OYSTER SOUPS.
These all belong to the white soup class, but they occupy so anomalous a position—an oyster soup being simply an oyster stew with additional liquid, and a thickening of flour—that they deserve special mention.
TO STEW OYSTERS.—No. 1.
Rinse a quart of oysters in cold water, drain through a sieve. Put a piece of butter the size of an egg in a stew pan, and when melted add a pint of milk and let it come to a boil; add the oysters, and the moment the edges curl remove from the fire; season with salt and pepper. Serve with small crackers, or on thin slices of buttered toast.
TO STEW OYSTERS.—No. 2.
Pour a pint of cold water over a quart of oysters, stir well and drain; put the liquor in a stew pan greased with butter; when it boils, skim, add the oysters, season to taste with butter, salt and pepper, and cook and serve as in No. 1.

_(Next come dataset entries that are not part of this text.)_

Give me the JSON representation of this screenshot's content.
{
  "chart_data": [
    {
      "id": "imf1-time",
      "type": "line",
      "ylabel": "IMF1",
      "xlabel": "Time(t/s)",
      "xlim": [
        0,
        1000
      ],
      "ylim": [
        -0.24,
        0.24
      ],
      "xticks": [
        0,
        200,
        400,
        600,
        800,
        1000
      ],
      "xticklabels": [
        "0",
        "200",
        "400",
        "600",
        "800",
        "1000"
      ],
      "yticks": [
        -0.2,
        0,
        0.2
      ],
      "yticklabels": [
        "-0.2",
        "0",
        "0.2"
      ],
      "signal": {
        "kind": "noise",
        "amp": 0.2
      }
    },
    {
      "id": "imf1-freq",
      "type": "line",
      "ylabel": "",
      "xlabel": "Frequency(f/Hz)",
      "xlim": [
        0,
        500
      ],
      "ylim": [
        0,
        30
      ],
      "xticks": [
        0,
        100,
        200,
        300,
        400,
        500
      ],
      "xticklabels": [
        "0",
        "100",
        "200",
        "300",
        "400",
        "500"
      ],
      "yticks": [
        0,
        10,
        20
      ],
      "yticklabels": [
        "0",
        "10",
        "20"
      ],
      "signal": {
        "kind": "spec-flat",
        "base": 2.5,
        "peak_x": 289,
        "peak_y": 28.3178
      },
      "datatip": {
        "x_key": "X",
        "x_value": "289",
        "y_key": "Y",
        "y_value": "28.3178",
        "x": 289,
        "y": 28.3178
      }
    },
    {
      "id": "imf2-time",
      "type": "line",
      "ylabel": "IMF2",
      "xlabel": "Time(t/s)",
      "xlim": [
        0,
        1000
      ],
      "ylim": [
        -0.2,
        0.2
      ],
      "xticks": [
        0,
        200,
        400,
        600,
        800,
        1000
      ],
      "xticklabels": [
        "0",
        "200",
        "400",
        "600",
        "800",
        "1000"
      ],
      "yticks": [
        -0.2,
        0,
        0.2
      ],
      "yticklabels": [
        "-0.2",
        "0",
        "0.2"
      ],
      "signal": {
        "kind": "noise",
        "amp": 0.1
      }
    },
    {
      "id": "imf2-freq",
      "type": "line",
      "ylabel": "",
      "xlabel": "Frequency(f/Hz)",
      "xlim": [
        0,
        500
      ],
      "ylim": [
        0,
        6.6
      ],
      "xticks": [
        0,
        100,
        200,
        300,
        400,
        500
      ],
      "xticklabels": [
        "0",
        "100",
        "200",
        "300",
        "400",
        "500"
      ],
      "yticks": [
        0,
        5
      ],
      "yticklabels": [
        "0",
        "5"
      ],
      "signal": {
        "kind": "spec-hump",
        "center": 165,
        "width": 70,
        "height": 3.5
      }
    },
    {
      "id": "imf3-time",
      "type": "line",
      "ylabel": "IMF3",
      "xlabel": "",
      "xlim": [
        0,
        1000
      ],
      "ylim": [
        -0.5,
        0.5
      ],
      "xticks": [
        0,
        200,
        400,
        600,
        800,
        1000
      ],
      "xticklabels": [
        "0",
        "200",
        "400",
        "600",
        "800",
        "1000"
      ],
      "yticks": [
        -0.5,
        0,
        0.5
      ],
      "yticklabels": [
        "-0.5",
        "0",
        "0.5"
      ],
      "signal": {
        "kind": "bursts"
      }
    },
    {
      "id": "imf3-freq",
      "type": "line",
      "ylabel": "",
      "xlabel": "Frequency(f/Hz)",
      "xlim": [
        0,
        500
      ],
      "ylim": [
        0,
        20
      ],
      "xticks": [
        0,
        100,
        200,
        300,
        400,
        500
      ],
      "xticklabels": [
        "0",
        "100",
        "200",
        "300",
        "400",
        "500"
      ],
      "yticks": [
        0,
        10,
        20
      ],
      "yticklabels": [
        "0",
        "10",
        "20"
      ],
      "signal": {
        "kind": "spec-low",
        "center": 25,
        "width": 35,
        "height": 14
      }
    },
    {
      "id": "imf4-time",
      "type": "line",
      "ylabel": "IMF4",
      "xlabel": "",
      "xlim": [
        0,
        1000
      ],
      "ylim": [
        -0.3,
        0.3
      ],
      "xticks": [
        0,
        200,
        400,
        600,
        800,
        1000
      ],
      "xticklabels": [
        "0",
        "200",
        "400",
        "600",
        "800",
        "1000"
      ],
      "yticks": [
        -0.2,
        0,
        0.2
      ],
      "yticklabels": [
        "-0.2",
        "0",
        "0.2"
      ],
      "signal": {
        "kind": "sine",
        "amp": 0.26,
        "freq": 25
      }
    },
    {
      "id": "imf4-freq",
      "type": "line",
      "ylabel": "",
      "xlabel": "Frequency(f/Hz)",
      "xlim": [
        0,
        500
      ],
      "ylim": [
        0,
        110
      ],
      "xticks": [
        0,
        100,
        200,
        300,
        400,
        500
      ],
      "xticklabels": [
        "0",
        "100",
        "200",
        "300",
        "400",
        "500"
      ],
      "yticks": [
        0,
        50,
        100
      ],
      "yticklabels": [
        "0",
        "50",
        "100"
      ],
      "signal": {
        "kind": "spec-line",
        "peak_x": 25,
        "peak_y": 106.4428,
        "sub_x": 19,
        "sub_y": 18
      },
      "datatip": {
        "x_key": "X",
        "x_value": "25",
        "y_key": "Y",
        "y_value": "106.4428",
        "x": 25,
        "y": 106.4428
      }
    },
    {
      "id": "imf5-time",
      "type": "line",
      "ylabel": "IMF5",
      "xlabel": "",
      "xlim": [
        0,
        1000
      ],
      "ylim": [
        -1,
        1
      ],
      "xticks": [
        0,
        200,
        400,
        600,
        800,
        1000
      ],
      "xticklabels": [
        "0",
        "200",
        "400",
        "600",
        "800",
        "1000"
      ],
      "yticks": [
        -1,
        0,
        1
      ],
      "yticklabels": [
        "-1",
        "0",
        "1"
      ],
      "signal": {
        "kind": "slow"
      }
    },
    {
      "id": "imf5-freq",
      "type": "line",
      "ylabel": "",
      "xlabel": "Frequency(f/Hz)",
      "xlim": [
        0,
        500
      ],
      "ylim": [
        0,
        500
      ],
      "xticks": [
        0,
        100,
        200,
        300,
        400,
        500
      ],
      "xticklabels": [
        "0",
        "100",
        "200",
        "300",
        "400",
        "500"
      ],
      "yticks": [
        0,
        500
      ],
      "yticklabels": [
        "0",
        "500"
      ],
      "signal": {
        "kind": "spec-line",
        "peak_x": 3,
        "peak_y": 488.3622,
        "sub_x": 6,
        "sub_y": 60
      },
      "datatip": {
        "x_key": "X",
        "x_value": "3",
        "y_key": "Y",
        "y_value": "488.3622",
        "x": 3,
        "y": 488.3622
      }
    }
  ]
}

In changing an oyster stew to a soup, the thickening and extra liquid should be added and cooked before the oysters are put into it.
POTAGES, PUREES AND CONSOMMES.
These are French terms used to designate different kinds of soups; but they are applied so indiscriminately as to possess very little significance, even for culinary adepts; and the dividing line between a potage, a puree, a consomme, and an ordinary soup, is so imaginary as to be indistinct to plain every-day people. But as a foreign or grotesque name does not detract from the quality of a good thing, those who prefer to call a soup a potage, a puree or a consomme, can do so with impunity, and not legally infringe on the domain of any professional cook.